Skip to content

Overview

ckanext-transmute registers an action tsm_transmute to transmute data using the provided conversion scheme. The action doesn't change the original data but creates a new data dict. There are two mandatory arguments: data and schema. data is a data dict you need to transform, and schema contains the rules describing all the transformation steps.

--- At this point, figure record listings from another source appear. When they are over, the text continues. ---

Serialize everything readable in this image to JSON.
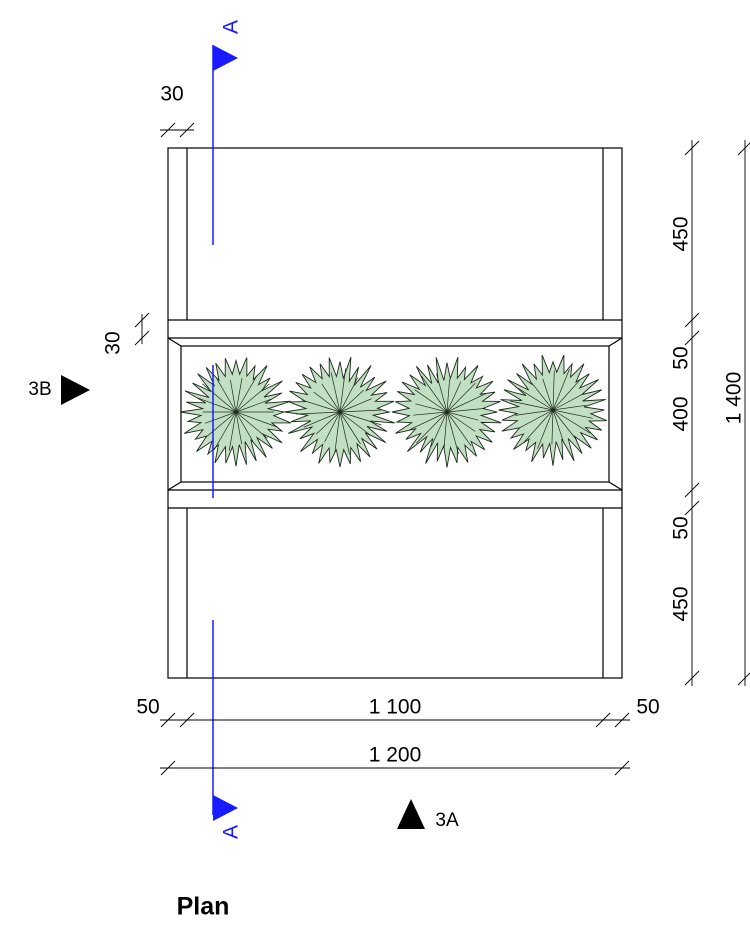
{
  "title": "Plan",
  "section_markers": {
    "top": "A",
    "bottom": "A"
  },
  "elevation_markers": {
    "left": "3B",
    "bottom": "3A"
  },
  "dimensions": {
    "top_offset": "30",
    "left_offset": "30",
    "right_chain": [
      "450",
      "50",
      "400",
      "50",
      "450"
    ],
    "right_total": "1 400",
    "bottom_chain": [
      "50",
      "1 100",
      "50"
    ],
    "bottom_total": "1 200"
  }
}
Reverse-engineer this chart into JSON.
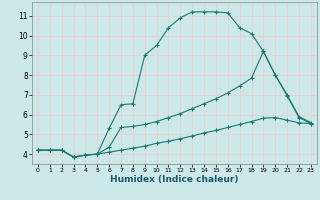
{
  "xlabel": "Humidex (Indice chaleur)",
  "xlim": [
    -0.5,
    23.5
  ],
  "ylim": [
    3.5,
    11.7
  ],
  "xticks": [
    0,
    1,
    2,
    3,
    4,
    5,
    6,
    7,
    8,
    9,
    10,
    11,
    12,
    13,
    14,
    15,
    16,
    17,
    18,
    19,
    20,
    21,
    22,
    23
  ],
  "yticks": [
    4,
    5,
    6,
    7,
    8,
    9,
    10,
    11
  ],
  "background_color": "#cce8e8",
  "grid_color": "#e8d0d0",
  "line_color": "#1a7a6e",
  "line1_x": [
    0,
    1,
    2,
    3,
    4,
    5,
    6,
    7,
    8,
    9,
    10,
    11,
    12,
    13,
    14,
    15,
    16,
    17,
    18,
    19,
    20,
    21,
    22,
    23
  ],
  "line1_y": [
    4.2,
    4.2,
    4.2,
    3.85,
    3.95,
    4.0,
    5.3,
    6.5,
    6.55,
    9.0,
    9.5,
    10.4,
    10.9,
    11.2,
    11.2,
    11.2,
    11.15,
    10.4,
    10.1,
    9.2,
    8.0,
    7.0,
    5.9,
    5.6
  ],
  "line2_x": [
    0,
    1,
    2,
    3,
    4,
    5,
    6,
    7,
    8,
    9,
    10,
    11,
    12,
    13,
    14,
    15,
    16,
    17,
    18,
    19,
    20,
    21,
    22,
    23
  ],
  "line2_y": [
    4.2,
    4.2,
    4.2,
    3.85,
    3.95,
    4.0,
    4.35,
    5.35,
    5.4,
    5.5,
    5.65,
    5.85,
    6.05,
    6.3,
    6.55,
    6.8,
    7.1,
    7.45,
    7.85,
    9.2,
    8.0,
    6.95,
    5.85,
    5.55
  ],
  "line3_x": [
    0,
    1,
    2,
    3,
    4,
    5,
    6,
    7,
    8,
    9,
    10,
    11,
    12,
    13,
    14,
    15,
    16,
    17,
    18,
    19,
    20,
    21,
    22,
    23
  ],
  "line3_y": [
    4.2,
    4.2,
    4.2,
    3.85,
    3.95,
    4.0,
    4.1,
    4.2,
    4.3,
    4.4,
    4.55,
    4.65,
    4.78,
    4.92,
    5.07,
    5.2,
    5.35,
    5.5,
    5.65,
    5.82,
    5.85,
    5.72,
    5.58,
    5.55
  ]
}
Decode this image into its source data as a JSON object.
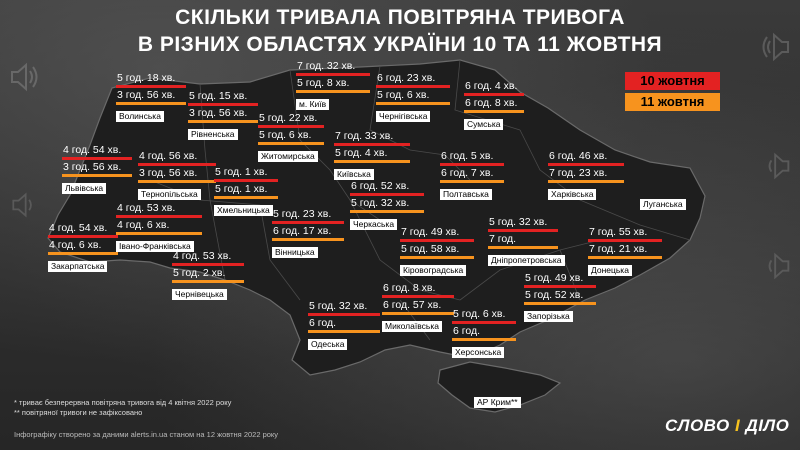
{
  "title": {
    "line1": "СКІЛЬКИ ТРИВАЛА ПОВІТРЯНА ТРИВОГА",
    "line2": "В РІЗНИХ ОБЛАСТЯХ УКРАЇНИ 10 ТА 11 ЖОВТНЯ"
  },
  "legend": {
    "oct10": "10 жовтня",
    "oct11": "11 жовтня"
  },
  "colors": {
    "oct10": "#e32222",
    "oct11": "#f7931e",
    "map_fill": "#1e1e1e",
    "map_stroke": "#6a6a6a"
  },
  "regions": [
    {
      "id": "volynska",
      "name": "Волинська",
      "d10": "5 год. 18 хв.",
      "d11": "3 год. 56 хв."
    },
    {
      "id": "rivnenska",
      "name": "Рівненська",
      "d10": "5 год. 15 хв.",
      "d11": "3 год. 56 хв."
    },
    {
      "id": "kyiv-city",
      "name": "м. Київ",
      "d10": "7 год. 32 хв.",
      "d11": "5 год. 8 хв."
    },
    {
      "id": "chernihivska",
      "name": "Чернігівська",
      "d10": "6 год. 23 хв.",
      "d11": "5 год. 6 хв."
    },
    {
      "id": "sumska",
      "name": "Сумська",
      "d10": "6 год. 4 хв.",
      "d11": "6 год. 8 хв."
    },
    {
      "id": "zhytomyrska",
      "name": "Житомирська",
      "d10": "5 год. 22 хв.",
      "d11": "5 год. 6 хв."
    },
    {
      "id": "kyivska",
      "name": "Київська",
      "d10": "7 год. 33 хв.",
      "d11": "5 год. 4 хв."
    },
    {
      "id": "lvivska",
      "name": "Львівська",
      "d10": "4 год. 54 хв.",
      "d11": "3 год. 56 хв."
    },
    {
      "id": "ternopilska",
      "name": "Тернопільська",
      "d10": "4 год. 56 хв.",
      "d11": "3 год. 56 хв."
    },
    {
      "id": "khmelnytska",
      "name": "Хмельницька",
      "d10": "5 год. 1 хв.",
      "d11": "5 год. 1 хв."
    },
    {
      "id": "poltavska",
      "name": "Полтавська",
      "d10": "6 год. 5 хв.",
      "d11": "6 год. 7 хв."
    },
    {
      "id": "kharkivska",
      "name": "Харківська",
      "d10": "6 год. 46 хв.",
      "d11": "7 год. 23 хв."
    },
    {
      "id": "luhanska",
      "name": "Луганська",
      "d10": "",
      "d11": ""
    },
    {
      "id": "cherkaska",
      "name": "Черкаська",
      "d10": "6 год. 52 хв.",
      "d11": "5 год. 32 хв."
    },
    {
      "id": "ivano-frankivska",
      "name": "Івано-Франківська",
      "d10": "4 год. 53 хв.",
      "d11": "4 год. 6 хв."
    },
    {
      "id": "zakarpatska",
      "name": "Закарпатська",
      "d10": "4 год. 54 хв.",
      "d11": "4 год. 6 хв."
    },
    {
      "id": "vinnytska",
      "name": "Вінницька",
      "d10": "5 год. 23 хв.",
      "d11": "6 год. 17 хв."
    },
    {
      "id": "kirovohradska",
      "name": "Кіровоградська",
      "d10": "7 год. 49 хв.",
      "d11": "5 год. 58 хв."
    },
    {
      "id": "dnipropetrovska",
      "name": "Дніпропетровська",
      "d10": "5 год. 32 хв.",
      "d11": "7 год."
    },
    {
      "id": "donetska",
      "name": "Донецька",
      "d10": "7 год. 55 хв.",
      "d11": "7 год. 21 хв."
    },
    {
      "id": "chernivetska",
      "name": "Чернівецька",
      "d10": "4 год. 53 хв.",
      "d11": "5 год. 2 хв."
    },
    {
      "id": "zaporizka",
      "name": "Запорізька",
      "d10": "5 год. 49 хв.",
      "d11": "5 год. 52 хв."
    },
    {
      "id": "odeska",
      "name": "Одеська",
      "d10": "5 год. 32 хв.",
      "d11": "6 год."
    },
    {
      "id": "mykolaivska",
      "name": "Миколаївська",
      "d10": "6 год. 8 хв.",
      "d11": "6 год. 57 хв."
    },
    {
      "id": "khersonska",
      "name": "Херсонська",
      "d10": "5 год. 6 хв.",
      "d11": "6 год."
    },
    {
      "id": "crimea",
      "name": "АР Крим**",
      "d10": "",
      "d11": ""
    }
  ],
  "notes": {
    "n1": "* триває безперервна повітряна тривога від 4 квітня 2022 року",
    "n2": "** повітряної тривоги не зафіксовано"
  },
  "source": "Інфографіку створено за даними alerts.in.ua станом на 12 жовтня 2022 року",
  "logo": {
    "part1": "СЛОВО",
    "part2": "І",
    "part3": "ДІЛО"
  },
  "icons": [
    "speaker-icon"
  ]
}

Typical use-case for it is transforming existing data, like this:

{
  "title": "Test-dataset",
  "email": "test@test.ua",
  "metadata_created": "",
  "metadata_modified": "",
  "metadata_reviewed": "",
  "resources": [
    {
      "title": "test-res",
      "extension": "xml",
      "web": "https://stackoverflow.com/",
      "sub-resources": [
        {
          "title": "sub-res",
          "extension": "csv",
          "extra": "should-be-removed"
        }
      ]
    },
    {
      "title": "test-res2",
      "extension": "csv",
      "web": "https://stackoverflow.com/"
    }
  ]
}

into expected data, like this:

{
    "name": "test-dataset",
    "email": "test@test.ua",
    "metadata_created": datetime.datetime(2022, 2, 3, 15, 54, 26, 359453),
    "metadata_modified": datetime.datetime(2022, 2, 3, 15, 54, 26, 359453),
    "metadata_reviewed": datetime.datetime(2022, 2, 3, 15, 54, 26, 359453),
    "attachments": [
        {
            "name": "test-res",
            "format": "XML",
            "url": "https://stackoverflow.com/",
            "sub-resources": [{"name": "SUB-RES", "format": "CSV"}]
        },
        {
            "name": "test-res2",
            "format": "CSV",
            "url": "https://stackoverflow.com/"
        }
    ]
}

To achieve this goal, the following schema definition can be used:

{
    "root": "Dataset",
    "types": {
        "Dataset": {
            "fields": {
                "title": {
                    "validators": [
                        "tsm_string_only",
                        "tsm_to_lowercase",
                        "tsm_name_validator",
                    ],
                    "map": "name",
                },
                "resources": {
                    "type": "Resource",
                    "multiple": True,
                    "map": "attachments",
                },
                "metadata_created": {
                    "validators": ["tsm_isodate"],
                    "default": "2022-02-03T15:54:26.359453",
                },
                "metadata_modified": {
                    "validators": ["tsm_isodate"],
                    "default_from": "metadata_created",
                },
                "metadata_reviewed": {
                    "validators": ["tsm_isodate"],
                    "replace_from": "metadata_modified",
                },
            }
        },
        "Resource": {
            "fields": {
                "title": {
                    "validators": ["tsm_string_only"],
                    "map": "name",
                },
                "extension": {
                    "validators": ["tsm_string_only", "tsm_to_uppercase"],
                    "map": "format",
                },
                "web": {
                    "validators": ["tsm_string_only"],
                    "map": "url",
                },
                "sub-resources": {
                    "type": "Sub-Resource",
                    "multiple": True,
                },
            },
        },
        "Sub-Resource": {
            "fields": {
                "title": {
                    "validators": ["tsm_string_only", "tsm_to_uppercase"],
                    "map": "name",
                },
                "extension": {
                    "validators": ["tsm_string_only", "tsm_to_uppercase"],
                    "map": "format",
                },
                "extra": {
                    "remove": True,
                },
            }
        },
    },
}

This is an example of schema with nested types. The root field defines the type of the outer layer of data, while sub-resources field inside the definition of the root type contain type references to Sub-Resource definition.